Esistono un serie di accordi di cooperazione tra Riad e l’AIEA, compresa l’applicazione di salvaguardie in relazione al Trattato di non Proliferazione delle Armi Nucleari siglato nel 2019.5
Nel 2018, il Ministero degli Affari Esteri del Regno aveva annunciato l’approvazione da parte delle autorità saudite di un programma nazionale per lo sviluppo dell’energia nucleare per usi pacifici ed una gara d’appalto che vide la partecipazione della russa Rosatom, per la realizzazione della prima centrale nucleare del paese.

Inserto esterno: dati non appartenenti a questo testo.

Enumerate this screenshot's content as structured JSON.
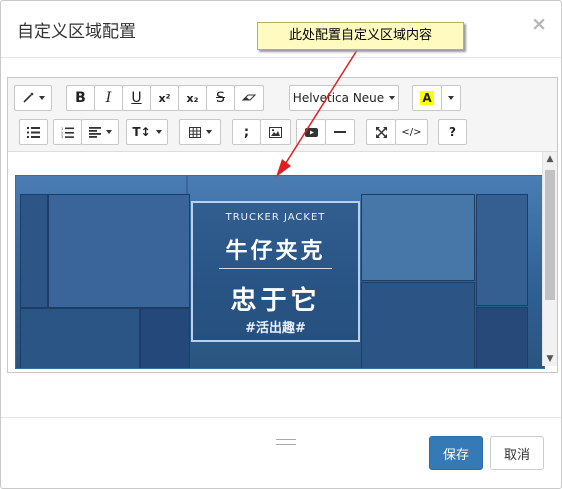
{
  "dialog": {
    "title": "自定义区域配置",
    "close_label": "×",
    "callout": "此处配置自定义区域内容"
  },
  "toolbar": {
    "font_name": "Helvetica Neue",
    "row1": [
      {
        "name": "magic-wand-style",
        "label": "",
        "icon": "magic-wand-icon"
      },
      {
        "name": "bold",
        "label": "B"
      },
      {
        "name": "italic",
        "label": "I"
      },
      {
        "name": "underline",
        "label": "U"
      },
      {
        "name": "superscript",
        "label": "x²"
      },
      {
        "name": "subscript",
        "label": "x₂"
      },
      {
        "name": "strikethrough",
        "label": "S"
      },
      {
        "name": "eraser",
        "label": "",
        "icon": "eraser-icon"
      }
    ],
    "color_letter": "A",
    "color_highlight": "#ffff00",
    "row2": [
      {
        "name": "unordered-list",
        "icon": "ul-icon"
      },
      {
        "name": "ordered-list",
        "icon": "ol-icon"
      },
      {
        "name": "align",
        "icon": "align-icon"
      },
      {
        "name": "line-height",
        "label": "T↕",
        "icon": "line-height-icon"
      },
      {
        "name": "table",
        "icon": "table-icon"
      },
      {
        "name": "special-char",
        "label": ";"
      },
      {
        "name": "image",
        "icon": "image-icon"
      },
      {
        "name": "video",
        "icon": "video-icon"
      },
      {
        "name": "horizontal-rule",
        "icon": "hr-icon"
      },
      {
        "name": "fullscreen",
        "icon": "expand-icon"
      },
      {
        "name": "code-view",
        "label": "</>"
      },
      {
        "name": "help",
        "label": "?"
      }
    ]
  },
  "banner": {
    "subtitle": "TRUCKER JACKET",
    "line1": "牛仔夹克",
    "line2": "忠于它",
    "tag": "#活出趣#"
  },
  "footer": {
    "save_label": "保存",
    "cancel_label": "取消"
  },
  "colors": {
    "primary": "#337ab7",
    "callout_bg": "#fefac0",
    "arrow": "#e02020"
  }
}
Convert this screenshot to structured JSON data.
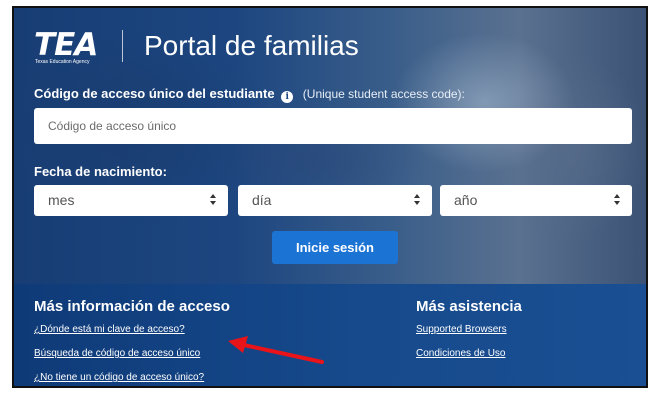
{
  "header": {
    "logo_text": "TEA",
    "logo_subtitle": "Texas Education Agency",
    "title": "Portal de familias"
  },
  "form": {
    "code_label": "Código de acceso único del estudiante",
    "code_hint": "(Unique student access code):",
    "code_placeholder": "Código de acceso único",
    "code_value": "",
    "dob_label": "Fecha de nacimiento:",
    "month_select": "mes",
    "day_select": "día",
    "year_select": "año",
    "login_button": "Inicie sesión"
  },
  "footer": {
    "left_heading": "Más información de acceso",
    "left_links": [
      "¿Dónde está mi clave de acceso?",
      "Búsqueda de código de acceso único",
      "¿No tiene un código de acceso único?"
    ],
    "right_heading": "Más asistencia",
    "right_links": [
      "Supported Browsers",
      "Condiciones de Uso"
    ]
  },
  "annotation": {
    "arrow_color": "#e8141a"
  },
  "icons": {
    "info": "info-icon",
    "select_arrows": "select-arrows-icon",
    "pointer_arrow": "red-arrow-icon"
  }
}
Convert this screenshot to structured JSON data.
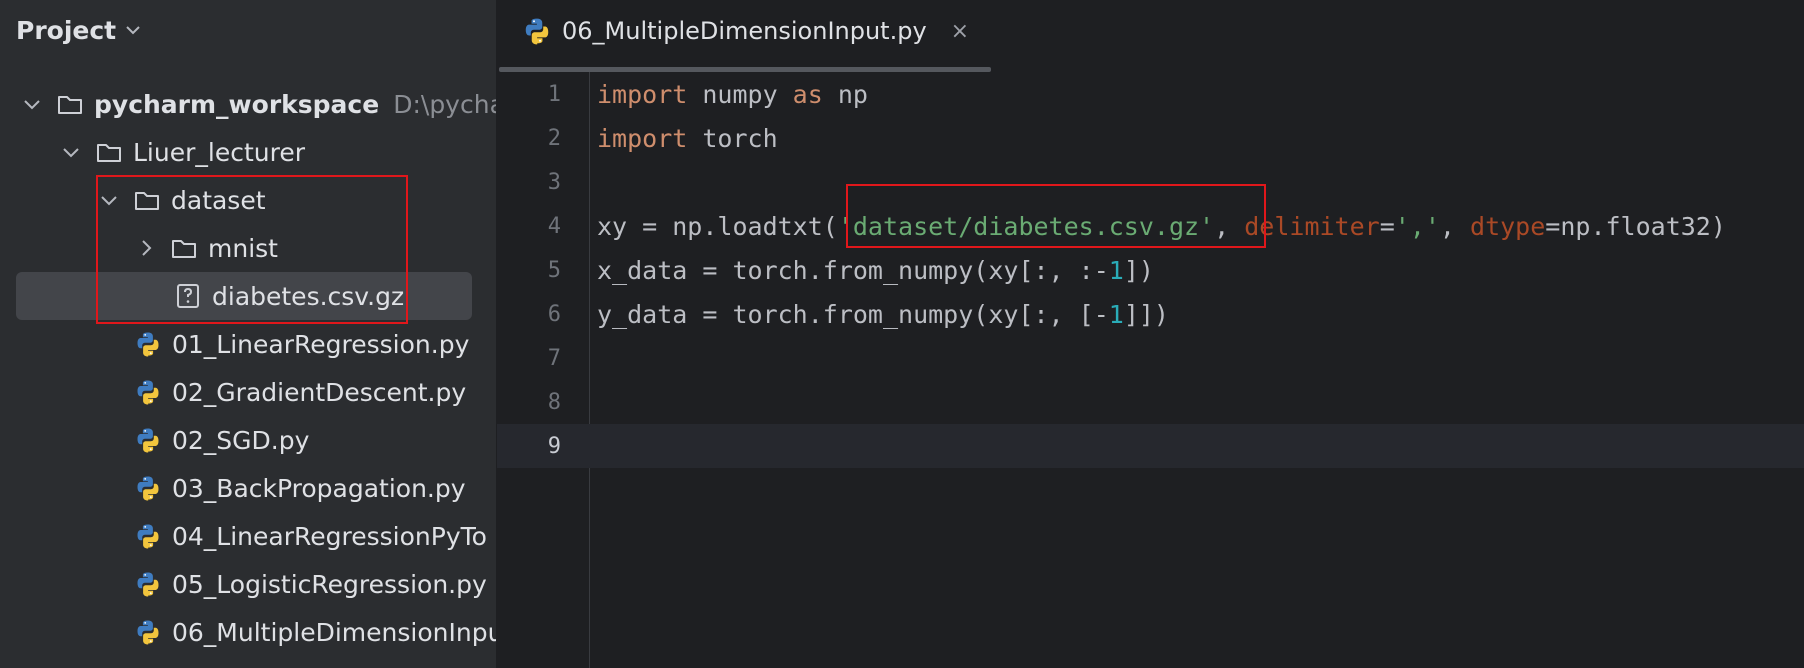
{
  "project": {
    "title": "Project",
    "tree": [
      {
        "label": "pycharm_workspace",
        "path": "D:\\pycharm",
        "type": "folder",
        "expanded": true
      },
      {
        "label": "Liuer_lecturer",
        "type": "folder",
        "expanded": true
      },
      {
        "label": "dataset",
        "type": "folder",
        "expanded": true
      },
      {
        "label": "mnist",
        "type": "folder",
        "expanded": false
      },
      {
        "label": "diabetes.csv.gz",
        "type": "unknown-file",
        "selected": true
      },
      {
        "label": "01_LinearRegression.py",
        "type": "python"
      },
      {
        "label": "02_GradientDescent.py",
        "type": "python"
      },
      {
        "label": "02_SGD.py",
        "type": "python"
      },
      {
        "label": "03_BackPropagation.py",
        "type": "python"
      },
      {
        "label": "04_LinearRegressionPyTo",
        "type": "python"
      },
      {
        "label": "05_LogisticRegression.py",
        "type": "python"
      },
      {
        "label": "06_MultipleDimensionInpu",
        "type": "python"
      }
    ]
  },
  "editor": {
    "tab_label": "06_MultipleDimensionInput.py",
    "tab_close": "×",
    "line_numbers": [
      "1",
      "2",
      "3",
      "4",
      "5",
      "6",
      "7",
      "8",
      "9"
    ],
    "current_line": "9",
    "code": {
      "l1": {
        "kw1": "import",
        "t1": " numpy ",
        "kw2": "as",
        "t2": " np"
      },
      "l2": {
        "kw1": "import",
        "t1": " torch"
      },
      "l4": {
        "t1": "xy = np.loadtxt(",
        "str1": "'dataset/diabetes.csv.gz'",
        "t2": ", ",
        "p1": "delimiter",
        "t3": "=",
        "str2": "','",
        "t4": ", ",
        "p2": "dtype",
        "t5": "=np.float32)"
      },
      "l5": {
        "t1": "x_data = torch.from_numpy(xy[:, :-",
        "n1": "1",
        "t2": "])"
      },
      "l6": {
        "t1": "y_data = torch.from_numpy(xy[:, [-",
        "n1": "1",
        "t2": "]])"
      }
    }
  },
  "colors": {
    "keyword": "#cf8e6d",
    "string": "#6aab73",
    "number": "#2aacb8",
    "param": "#aa4926",
    "highlight_box": "#e0171b"
  }
}
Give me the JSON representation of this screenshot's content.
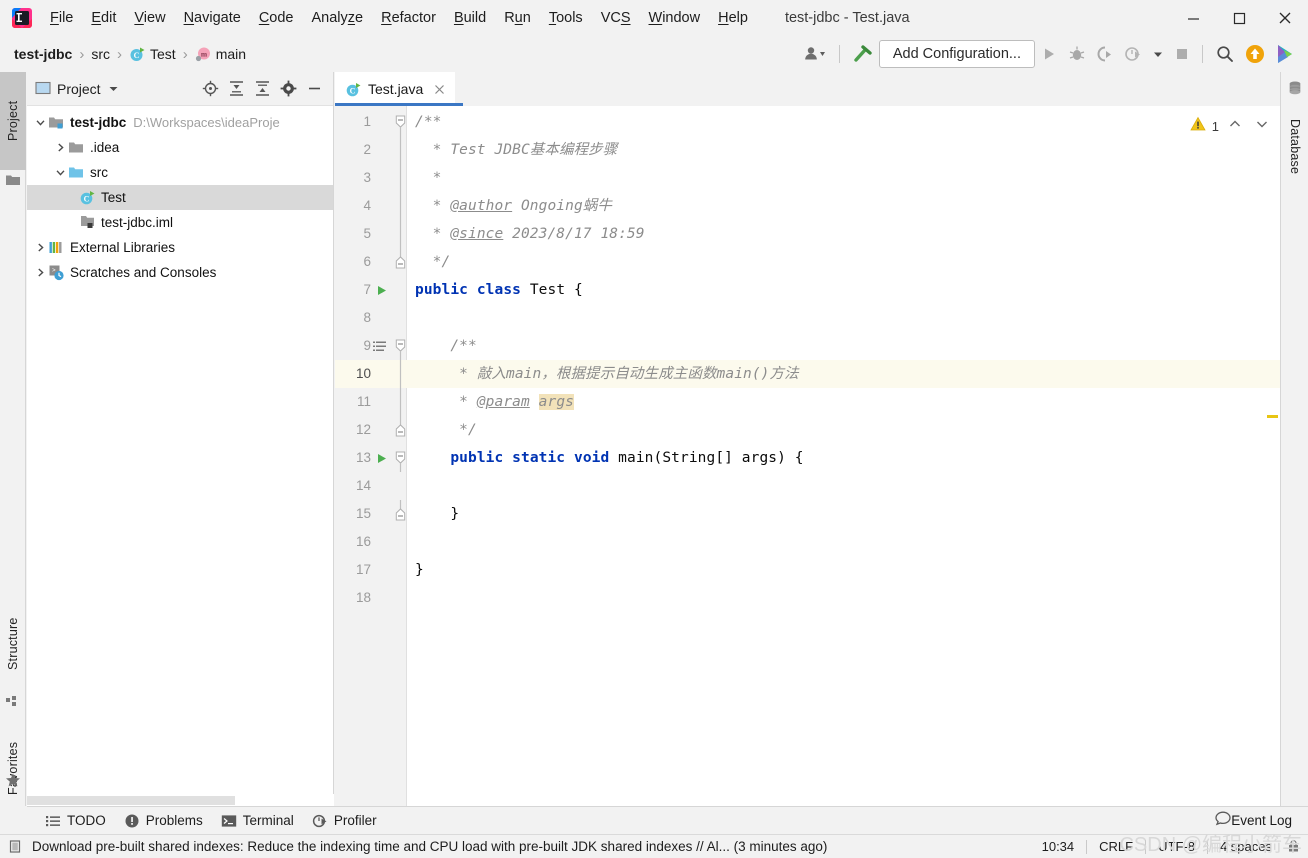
{
  "window": {
    "title": "test-jdbc - Test.java",
    "minimize_label": "Minimize",
    "maximize_label": "Maximize",
    "close_label": "Close"
  },
  "menu": {
    "items": [
      {
        "label": "File"
      },
      {
        "label": "Edit"
      },
      {
        "label": "View"
      },
      {
        "label": "Navigate"
      },
      {
        "label": "Code"
      },
      {
        "label": "Analyze"
      },
      {
        "label": "Refactor"
      },
      {
        "label": "Build"
      },
      {
        "label": "Run"
      },
      {
        "label": "Tools"
      },
      {
        "label": "VCS"
      },
      {
        "label": "Window"
      },
      {
        "label": "Help"
      }
    ]
  },
  "navbar": {
    "breadcrumbs": [
      {
        "label": "test-jdbc",
        "icon": "none"
      },
      {
        "label": "src",
        "icon": "none"
      },
      {
        "label": "Test",
        "icon": "class-icon"
      },
      {
        "label": "main",
        "icon": "method-icon"
      }
    ],
    "separator": "›",
    "run_config_button": "Add Configuration...",
    "icons": [
      "user-avatar-icon",
      "build-hammer-icon",
      "run-icon",
      "debug-icon",
      "run-coverage-icon",
      "profile-icon",
      "dropdown-arrow-icon",
      "stop-icon",
      "search-everywhere-icon",
      "update-project-icon",
      "idea-ultimate-icon"
    ]
  },
  "left_strip": {
    "tabs": [
      {
        "label": "Project",
        "icon": "project-folder-icon",
        "active": true
      },
      {
        "label": "Structure",
        "icon": "structure-icon",
        "active": false
      },
      {
        "label": "Favorites",
        "icon": "favorites-star-icon",
        "active": false
      }
    ]
  },
  "right_strip": {
    "tabs": [
      {
        "label": "Database",
        "icon": "database-icon",
        "active": false
      }
    ]
  },
  "project_panel": {
    "title": "Project",
    "title_dropdown_icon": "chevron-down-icon",
    "header_icons": [
      "locate-icon",
      "expand-all-icon",
      "collapse-all-icon",
      "settings-gear-icon",
      "hide-icon"
    ],
    "tree": [
      {
        "label": "test-jdbc",
        "path": "D:\\Workspaces\\ideaProje",
        "depth": 0,
        "arrow": "down",
        "icon": "module-folder-icon",
        "bold": true,
        "selected": false
      },
      {
        "label": ".idea",
        "path": "",
        "depth": 1,
        "arrow": "right",
        "icon": "folder-icon",
        "bold": false,
        "selected": false
      },
      {
        "label": "src",
        "path": "",
        "depth": 1,
        "arrow": "down",
        "icon": "source-folder-icon",
        "bold": false,
        "selected": false
      },
      {
        "label": "Test",
        "path": "",
        "depth": 2,
        "arrow": "none",
        "icon": "class-icon",
        "bold": false,
        "selected": true
      },
      {
        "label": "test-jdbc.iml",
        "path": "",
        "depth": 2,
        "arrow": "none",
        "icon": "iml-file-icon",
        "bold": false,
        "selected": false
      },
      {
        "label": "External Libraries",
        "path": "",
        "depth": 0,
        "arrow": "right",
        "icon": "libraries-icon",
        "bold": false,
        "selected": false
      },
      {
        "label": "Scratches and Consoles",
        "path": "",
        "depth": 0,
        "arrow": "right",
        "icon": "scratches-icon",
        "bold": false,
        "selected": false
      }
    ]
  },
  "editor": {
    "tab": {
      "name": "Test.java",
      "icon": "java-class-icon",
      "close_icon": "close-icon"
    },
    "inspection": {
      "warning_count": "1",
      "warning_icon": "warning-triangle-icon",
      "prev_icon": "chevron-up-icon",
      "next_icon": "chevron-down-icon"
    },
    "lines": [
      {
        "n": "1",
        "indent": 0,
        "html": "<span class='cm'>/**</span>",
        "fold": "start",
        "run": false,
        "current": false
      },
      {
        "n": "2",
        "indent": 0,
        "html": "<span class='cm'>  * Test JDBC基本编程步骤</span>",
        "fold": "bar",
        "run": false,
        "current": false
      },
      {
        "n": "3",
        "indent": 0,
        "html": "<span class='cm'>  *</span>",
        "fold": "bar",
        "run": false,
        "current": false
      },
      {
        "n": "4",
        "indent": 0,
        "html": "<span class='cm'>  * </span><span class='cm-tag'>@author</span><span class='cm'> Ongoing蜗牛</span>",
        "fold": "bar",
        "run": false,
        "current": false
      },
      {
        "n": "5",
        "indent": 0,
        "html": "<span class='cm'>  * </span><span class='cm-tag'>@since</span><span class='cm'> 2023/8/17 18:59</span>",
        "fold": "bar",
        "run": false,
        "current": false
      },
      {
        "n": "6",
        "indent": 0,
        "html": "<span class='cm'>  */</span>",
        "fold": "end",
        "run": false,
        "current": false
      },
      {
        "n": "7",
        "indent": 0,
        "html": "<span class='kw'>public</span> <span class='kw'>class</span> <span class='ident'>Test</span> {",
        "fold": "none",
        "run": true,
        "current": false
      },
      {
        "n": "8",
        "indent": 0,
        "html": "",
        "fold": "none",
        "run": false,
        "current": false
      },
      {
        "n": "9",
        "indent": 0,
        "html": "    <span class='cm'>/**</span>",
        "fold": "start",
        "run": false,
        "current": false,
        "bookmark": true
      },
      {
        "n": "10",
        "indent": 0,
        "html": "     <span class='cm'>* 敲入main，根据提示自动生成主函数main()方法</span>",
        "fold": "bar",
        "run": false,
        "current": true
      },
      {
        "n": "11",
        "indent": 0,
        "html": "     <span class='cm'>* </span><span class='cm-tag'>@param</span><span class='cm'> </span><span class='cm hl-args'>args</span>",
        "fold": "bar",
        "run": false,
        "current": false
      },
      {
        "n": "12",
        "indent": 0,
        "html": "     <span class='cm'>*/</span>",
        "fold": "end",
        "run": false,
        "current": false
      },
      {
        "n": "13",
        "indent": 0,
        "html": "    <span class='kw'>public</span> <span class='kw'>static</span> <span class='kw'>void</span> <span class='ident'>main</span>(<span class='ident'>String</span>[] args) {",
        "fold": "start",
        "run": true,
        "current": false
      },
      {
        "n": "14",
        "indent": 0,
        "html": "",
        "fold": "none",
        "run": false,
        "current": false
      },
      {
        "n": "15",
        "indent": 0,
        "html": "    }",
        "fold": "end",
        "run": false,
        "current": false
      },
      {
        "n": "16",
        "indent": 0,
        "html": "",
        "fold": "none",
        "run": false,
        "current": false
      },
      {
        "n": "17",
        "indent": 0,
        "html": "}",
        "fold": "none",
        "run": false,
        "current": false
      },
      {
        "n": "18",
        "indent": 0,
        "html": "",
        "fold": "none",
        "run": false,
        "current": false
      }
    ]
  },
  "tool_window_bar": {
    "items": [
      {
        "label": "TODO",
        "icon": "todo-list-icon"
      },
      {
        "label": "Problems",
        "icon": "problems-icon"
      },
      {
        "label": "Terminal",
        "icon": "terminal-icon"
      },
      {
        "label": "Profiler",
        "icon": "profiler-icon"
      }
    ],
    "right_items": [
      {
        "label": "Event Log",
        "icon": "event-log-icon"
      }
    ]
  },
  "status_bar": {
    "message_icon": "notification-icon",
    "message": "Download pre-built shared indexes: Reduce the indexing time and CPU load with pre-built JDK shared indexes // Al... (3 minutes ago)",
    "time": "10:34",
    "line_separator": "CRLF",
    "encoding": "UTF-8",
    "indent": "4 spaces",
    "lock_icon": "read-write-icon"
  },
  "watermark": {
    "text": "CSDN @编程小箭车"
  },
  "colors": {
    "accent_blue": "#3b77c4",
    "keyword_blue": "#0033b3",
    "comment_gray": "#8c8c8c",
    "current_line": "#fcfaed",
    "identifier_highlight": "#f2e2b9",
    "warning_yellow": "#e8c513",
    "selection_gray": "#d9d9d9"
  }
}
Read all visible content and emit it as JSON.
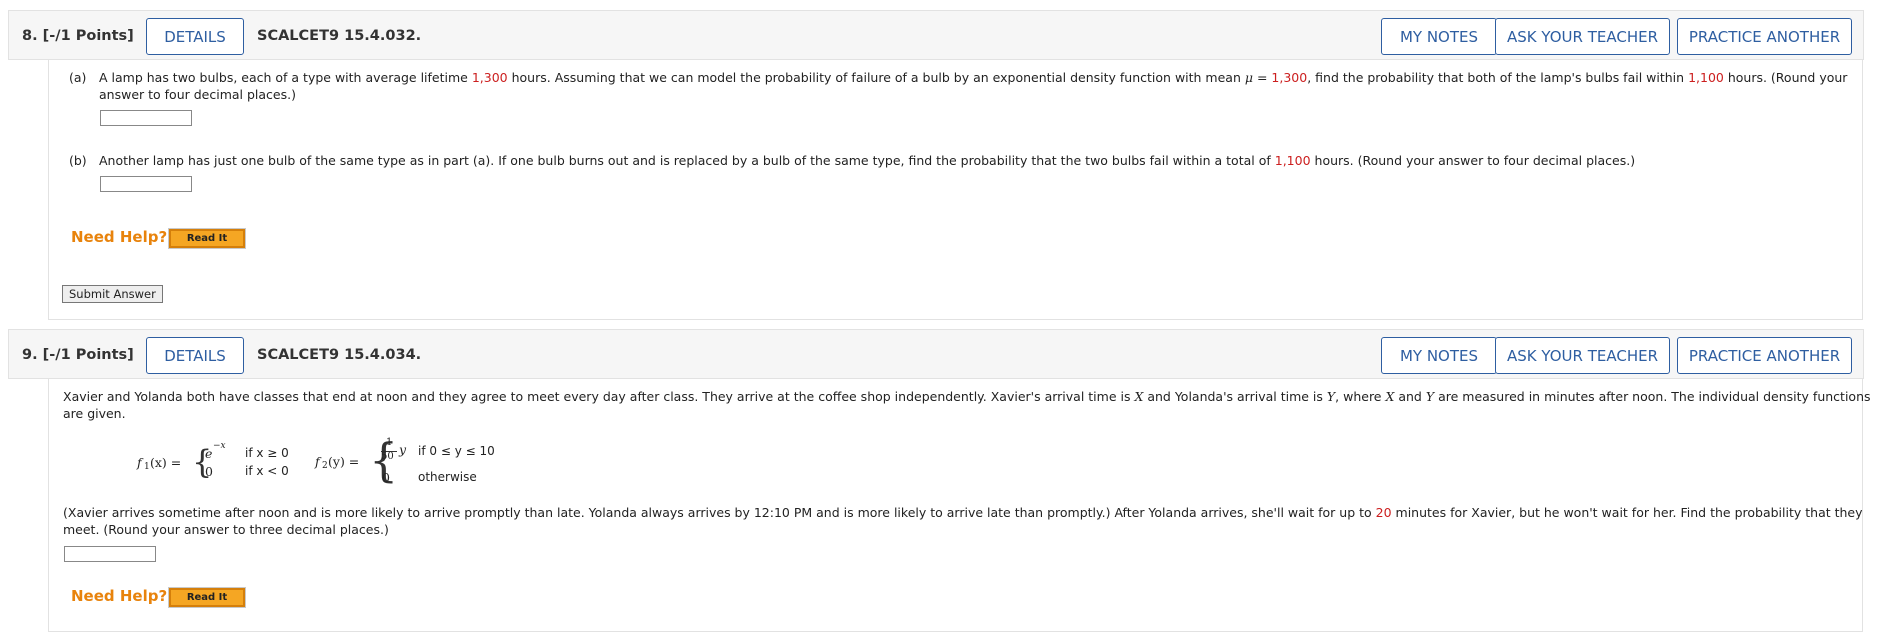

Si prevedeva allora la creazione di 16 reattori nucleari con una capacità totale di 17,6 GW nei successivi 25 anni, con una spesa di 80 miliardi di dollari, per la generazione di elettricità e la desalinizzazione. In occasione dell’annuncio Riad aveva anche espresso la speranza di un sostegno statunitense all’interno di un quadro di accordi che vigilasse sull’impiego esclusivamente civile del nucleare. 6
Nonostante il Regno saudita abbia garantito di aderire agli standard di sicurezza internazionali e di sviluppare il programma nucleare per scopi civili,7 vi sono state già diversi anni fa dichiarazioni che lasciavano presagire la possibilità di un impiego diverso. Infatti, nel 2018, in una intervista rilasciata alla CBS, il principe Mohammed bin Salman dichiarò che benché Riad non percepisse l’Iran come un concorrente dell’Arabia Saudita (il suo esercito non era tra i cinque più potenti del mondo musulmano e l’economia saudita era più forte di quella iraniana), era sua opinione che Khamenei fosse “un nuovo Hitler” che mirava all’espansione del suo impero in Medio Oriente, ragion per cui affermò che la monarchia saudita si sarebbe munita il prima possibile di una bomba nucleare qualora l’Iran avesse fatto altrettanto.8 A queste dichiarazioni fecero eco quelle del Ministro degli Esteri Adel Al-Jubeir che in una intervista alla CNN confermò l’intento.9 Se da un lato gli Stati Uniti erano appena usciti dall’accordo sul nucleare sotto la presidenza Trump e quindi il timore della reazione di Teheran era forte, dall’altro, va sottolineato che già nel 2003 il defunto re saudita Abdullah Bin Abdul Aziz aveva manifestato lo stesso intento.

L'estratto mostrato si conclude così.